The ViT feature extractor seems to have more learning capacity (due to more parameters) than EffNetB2, how does it go on the larger 20% split of the entire Food101 dataset?
Train a ViT feature extractor on the 20% Food101 dataset for 5 epochs, just like we did with EffNetB2 in section 10. Creating FoodVision Big.
Make predictions across the 20% Food101 test dataset with the ViT feature extractor from exercise 2 and find the “most wrong” predictions.
The predictions will be the ones with the highest prediction probability but with the wrong predicted label.
Write a sentence or two about why you think the model got these predictions wrong.
Evaluate the ViT feature extractor across the whole Food101 test dataset rather than just the 20% version, how does it perform?
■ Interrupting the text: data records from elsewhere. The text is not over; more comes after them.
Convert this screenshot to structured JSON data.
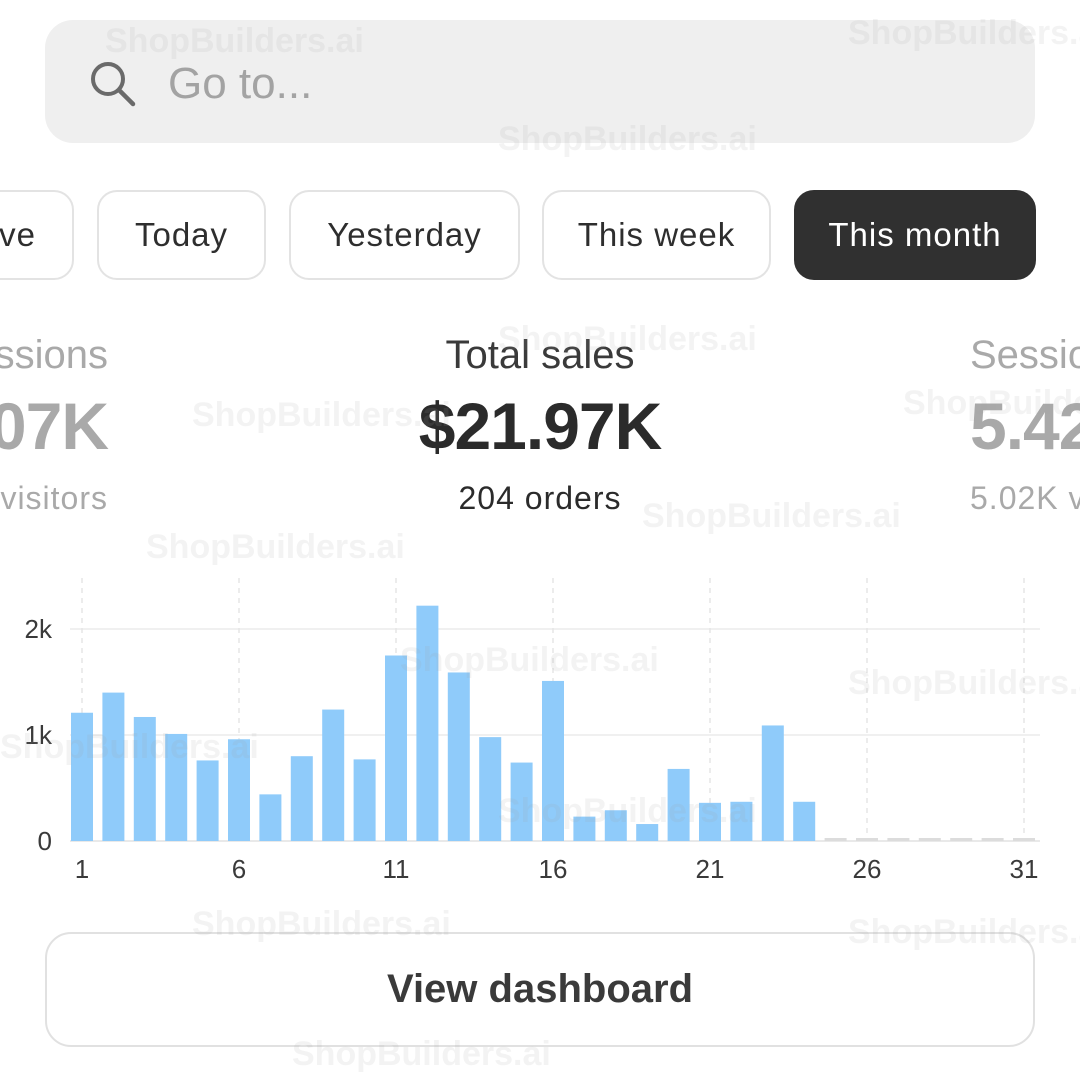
{
  "search": {
    "placeholder": "Go to...",
    "value": ""
  },
  "date_filters": [
    {
      "label": "ve",
      "active": false
    },
    {
      "label": "Today",
      "active": false
    },
    {
      "label": "Yesterday",
      "active": false
    },
    {
      "label": "This week",
      "active": false
    },
    {
      "label": "This month",
      "active": true
    }
  ],
  "metrics": {
    "left": {
      "label": "ssions",
      "value": "07K",
      "sub": "visitors"
    },
    "center": {
      "label": "Total sales",
      "value": "$21.97K",
      "sub": "204 orders"
    },
    "right": {
      "label": "Sessio",
      "value": "5.42",
      "sub": "5.02K v"
    }
  },
  "chart_data": {
    "type": "bar",
    "x": [
      1,
      2,
      3,
      4,
      5,
      6,
      7,
      8,
      9,
      10,
      11,
      12,
      13,
      14,
      15,
      16,
      17,
      18,
      19,
      20,
      21,
      22,
      23,
      24,
      25,
      26,
      27,
      28,
      29,
      30,
      31
    ],
    "values": [
      1210,
      1400,
      1170,
      1010,
      760,
      960,
      440,
      800,
      1240,
      770,
      1750,
      2220,
      1590,
      980,
      740,
      1510,
      230,
      290,
      160,
      680,
      360,
      370,
      1090,
      370,
      0,
      0,
      0,
      0,
      0,
      0,
      0
    ],
    "xticks": [
      "1",
      "6",
      "11",
      "16",
      "21",
      "26",
      "31"
    ],
    "ytick_labels": [
      "0",
      "1k",
      "2k"
    ],
    "yticks": [
      0,
      1000,
      2000
    ],
    "ylim": [
      0,
      2200
    ],
    "bar_color": "#8fcbfa",
    "grid": true
  },
  "view_dashboard_label": "View dashboard",
  "watermark": "ShopBuilders.ai"
}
Does it beat the original Food101 paper’s best result of 56.4% accuracy?
Head to Paperswithcode.com and find the current best performing model on the Food101 dataset.
What model architecture does it use?
Write down 1-3 potential failure points of our deployed FoodVision models and what some potential solutions might be.
For example, what happens if someone was to upload a photo that wasn’t of food to our FoodVision Mini model?
Pick any dataset from
torchvision.datasets
and train a feature extractor model on it using a model fromtorchvision.models
(you could use one of the model’s we’ve already created, e.g. EffNetB2 or ViT) for 5 epochs and then deploy your model as a Gradio app to Hugging Face Spaces.You may want to pick smaller dataset/make a smaller split of it so training doesn’t take too long.
I’d love to see your deployed models! So be sure to share them in Discord or on the course GitHub Discussions page.
Extra-curriculum#
Machine learning model deployment is generally an engineering challenge rather than a pure machine learning challenge, see the PyTorch Extra Resources machine learning engineering section for resources on learning more.
Inside you’ll find recommendations for resources such as Chip Huyen’s book Designing Machine Learning Systems (especially chapter 7 on model deployment) and Goku Mohandas’s Made with ML MLOps course.
As you start to build more and more of your own projects, you’ll likely start using Git (and potentially GitHub) quite frequently. To learn more about both, I’d recommend the Git and GitHub for Beginners - Crash Course video on the freeCodeCamp YouTube channel.
We’ve only scratched the surface with what’s possible with Gradio. For more, I’d recommend checking out the full documentation, especially:
All of the different kinds of input and output components.
The Gradio Blocks API for more advanced workflows.
The Hugging Face Course chapter on how to use Gradio with Hugging Face.
Edge devices aren’t limited to mobile phones, they include small computers like the Raspberry Pi and the PyTorch team have a fantastic blog post tutorial on deploying a PyTorch model to one.
For a fanstastic guide on developing AI and ML-powered applications, see Google’s People + AI Guidebook. One of my favourites is the section on setting the right expectations.
I covered more of these kinds of resources, including guides from Apple, Microsoft and more in the April 2021 edition of Machine Learning Monthly (a monthly newsletter I send out with the latest and greatest of the ML field).
If you’d like to speed up your model’s runtime on CPU, you should be aware of TorchScript, ONNX (Open Neural Network Exchange) and OpenVINO. Going from pure PyTorch to ONNX/OpenVINO models I’ve seen a ~2x+ increase in performance.
For turning models into a deployable and scalable API, see the TorchServe library.
For a terrific example and rationale as to why deploying a machine learning model in the browser (a form of edge deployment) offers several benefits (no network transfer latency delay), see Jo Kristian Bergum’s article on Moving ML Inference from the Cloud to the Edge.